Sorry for the inconvenience

Sort of an amusing tale from the office last week. I removed an appendix a couple weeks ago from a young "au pair" here in the States from (let's say Paraguay) on a work visa. Very straight forward case. Laparoscopic appendectomy. Went home the next day. She works for a family in one of the foo-foo sections of the east Cleveland suburbs. I usually see post-op patients 10-20 days after discharge just to make sure everything has healed well and there aren't any further problems. I had to cancel this young woman's initial post op appointment because of an emergency that arose. Within minutes the "lady of the house" (LOTH) calls the office and is just outraged. How dare we cancel the appointment of her au pair. Didn't we realize that she was vital to the smooth functioning of the household? My office staff, as always, was quite apologetic and made arrangements for me to see her between cases the following day.

They arrived twenty minutes early the next day and I raced upstairs to see her between gallbladders. The patient looked fantastic; smiling, pain-free, completely back to normal. Her incisions had healed perfectly and I told her to remove her steri strips the next time she was in the shower. Standing in the corner, hovering almost, was the LOTH. She didn't acknowledge me when I said hello to her except with one of those dismissive upward turned arched eyebrows you give to someone you pass in the hallways. She stood next to the high end stroller shushing the cute baby during the exam. She looked to be about 30-35 years old. Not an ounce of fat on her. Prada bag dangling off her shoulder. Dolce Gabbana sunglasses perched atop her head. Dressed like a female correspondent on Fox News.

I gave the patient my usual spiel. No specific restrictions other than avoiding activities that caused pain. You're not going to hurt anything, but you may find certain activities make you uncomfortable (muscle soreness, scar tissue, etc). The young au pair smiled and thanked me. And it was "au pair". Not nanny. Not babysitter. Au pair. In Cleveland, Ohio.

That's not going to be good enough, the LOTH hissed at me. Excuse me, I asked? I need to have explicit instructions. If she can lift the baby, then you need to write that down. I have been trapped in my own house for two weeks doing all the things that we're paying her to do! I've missed yoga. I don't see my friends. I haven't been sleeping at night. And I have no recourse until we get clearance from the doctor. So if she doesn't have any restrictions, you need to make that clear in writing.

Her cold steely gaze was one of pure contempt. I was incredulous. The poor Paraguayan girl was blushing silently on her chair. The baby started whimpering.

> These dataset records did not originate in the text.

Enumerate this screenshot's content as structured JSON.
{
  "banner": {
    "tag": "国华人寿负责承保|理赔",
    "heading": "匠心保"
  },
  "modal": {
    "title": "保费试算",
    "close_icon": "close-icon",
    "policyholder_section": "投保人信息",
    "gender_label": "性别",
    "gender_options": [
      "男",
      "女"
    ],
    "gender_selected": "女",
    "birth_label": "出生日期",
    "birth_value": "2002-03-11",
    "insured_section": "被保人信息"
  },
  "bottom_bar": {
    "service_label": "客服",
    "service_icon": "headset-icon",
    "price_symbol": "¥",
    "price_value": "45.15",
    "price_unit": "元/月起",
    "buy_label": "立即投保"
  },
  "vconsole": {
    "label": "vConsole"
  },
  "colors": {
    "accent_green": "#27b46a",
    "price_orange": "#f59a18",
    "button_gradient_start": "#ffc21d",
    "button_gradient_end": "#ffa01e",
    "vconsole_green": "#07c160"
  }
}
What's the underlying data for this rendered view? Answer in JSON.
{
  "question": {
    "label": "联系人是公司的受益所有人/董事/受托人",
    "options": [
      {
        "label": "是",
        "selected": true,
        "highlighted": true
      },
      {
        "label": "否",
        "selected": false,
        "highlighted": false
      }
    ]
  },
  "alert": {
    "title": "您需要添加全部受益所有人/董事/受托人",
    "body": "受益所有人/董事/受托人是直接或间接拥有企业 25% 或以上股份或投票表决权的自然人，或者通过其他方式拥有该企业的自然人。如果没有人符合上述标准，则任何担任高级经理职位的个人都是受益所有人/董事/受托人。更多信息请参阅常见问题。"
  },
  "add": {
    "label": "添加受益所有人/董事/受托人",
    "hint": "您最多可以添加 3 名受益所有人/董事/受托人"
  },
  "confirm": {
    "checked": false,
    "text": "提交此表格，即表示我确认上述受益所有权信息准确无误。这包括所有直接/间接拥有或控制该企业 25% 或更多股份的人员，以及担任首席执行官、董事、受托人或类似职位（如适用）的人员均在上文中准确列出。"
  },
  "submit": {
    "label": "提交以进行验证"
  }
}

What I just said is what I'm going to write, I told her, slowly, standing from my stool. She may have pain when she does certain activities. If that happens she should stop what she's doing. Most of the time, people don't have any problems after appendix surgery. But I have to prepare her for the possibilities. It would be prudent for you to give her a little leeway and empathy in this matter.

Fine, she hissed. Are we done?

Yes, we were done. Amazing. Hopefully the poor girl is only there on a one year contract. And hopefully the LOTH has no plans to add to her brood. I should have written "no lifting anything heavier than toilet paper for 6 months".